US Ambassador Callista Gingrich presented the letter to the chief Vatican archivist, Archbishop Jean-Louis Brugues, and the prefect of the library, Bishop Cesare Pasini, at a ceremony in the Vatican library.
The letter describes the explorer's 1493 account of his discoveries, addressed to King Ferdinand and Queen Isabella of Spain. But only about 80 copies of all editions have survived, and one went to the Vatican Library in 1921.
U.S. investigators had learned that several manually printed copies of the letter had been stolen from European libraries.
The US embassy statement says that in 2011, HSI was contacted by an expert in rare manuscripts who said the letter in the Vatican's possession was a forgery, used as a replacement in a robbery.
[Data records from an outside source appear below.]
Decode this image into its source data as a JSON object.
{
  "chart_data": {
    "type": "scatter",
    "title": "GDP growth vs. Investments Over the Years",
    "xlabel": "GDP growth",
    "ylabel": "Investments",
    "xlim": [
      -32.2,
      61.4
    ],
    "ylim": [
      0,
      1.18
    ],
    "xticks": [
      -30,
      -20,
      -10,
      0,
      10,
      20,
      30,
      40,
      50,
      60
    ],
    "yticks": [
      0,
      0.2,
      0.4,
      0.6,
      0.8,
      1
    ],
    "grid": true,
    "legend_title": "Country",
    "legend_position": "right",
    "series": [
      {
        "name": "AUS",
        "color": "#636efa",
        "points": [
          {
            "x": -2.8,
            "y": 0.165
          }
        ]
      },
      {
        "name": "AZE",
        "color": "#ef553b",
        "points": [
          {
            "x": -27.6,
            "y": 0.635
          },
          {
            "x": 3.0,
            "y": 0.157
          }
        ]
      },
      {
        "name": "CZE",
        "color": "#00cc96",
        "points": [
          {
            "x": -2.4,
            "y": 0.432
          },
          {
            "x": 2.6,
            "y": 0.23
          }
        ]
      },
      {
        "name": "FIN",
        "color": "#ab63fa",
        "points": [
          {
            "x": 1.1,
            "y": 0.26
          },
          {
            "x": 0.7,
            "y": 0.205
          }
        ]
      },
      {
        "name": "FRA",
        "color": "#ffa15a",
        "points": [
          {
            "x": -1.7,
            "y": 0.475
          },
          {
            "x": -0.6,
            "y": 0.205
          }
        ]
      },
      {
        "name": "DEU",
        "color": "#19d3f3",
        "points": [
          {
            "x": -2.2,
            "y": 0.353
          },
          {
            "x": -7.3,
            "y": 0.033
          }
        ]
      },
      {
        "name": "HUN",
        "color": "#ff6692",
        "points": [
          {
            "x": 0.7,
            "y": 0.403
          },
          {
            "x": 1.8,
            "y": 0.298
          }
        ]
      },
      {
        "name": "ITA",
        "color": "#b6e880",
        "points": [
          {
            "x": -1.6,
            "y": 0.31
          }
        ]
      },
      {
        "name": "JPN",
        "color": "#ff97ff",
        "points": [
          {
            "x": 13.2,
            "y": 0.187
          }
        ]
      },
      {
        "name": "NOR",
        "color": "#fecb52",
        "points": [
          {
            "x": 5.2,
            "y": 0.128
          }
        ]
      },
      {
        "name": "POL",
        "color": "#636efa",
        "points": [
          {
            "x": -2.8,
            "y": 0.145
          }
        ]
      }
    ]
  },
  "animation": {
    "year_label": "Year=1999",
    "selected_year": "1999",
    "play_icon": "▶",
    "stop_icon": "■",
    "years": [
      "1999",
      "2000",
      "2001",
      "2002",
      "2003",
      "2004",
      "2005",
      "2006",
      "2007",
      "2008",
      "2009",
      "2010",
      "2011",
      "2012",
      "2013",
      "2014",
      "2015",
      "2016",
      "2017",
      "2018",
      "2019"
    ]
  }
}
The Vatican was notified of the forgery and confirmed by experts, while the original was traced to an actuary from the southern USA city of Atlanta, Robert Parsons.
Brugues told diplomats and U.S. officials at the handover ceremony that the Vatican doesn't know when the swap out occurred, but that the forging technique used was common in the 19th and 20th centuries "so we will probably never know for sure who the forger was".
His widow, Mary Parsons, voluntarily agreed to give up rights to the letter, so it could be sent back to the Vatican Library, the embassy said.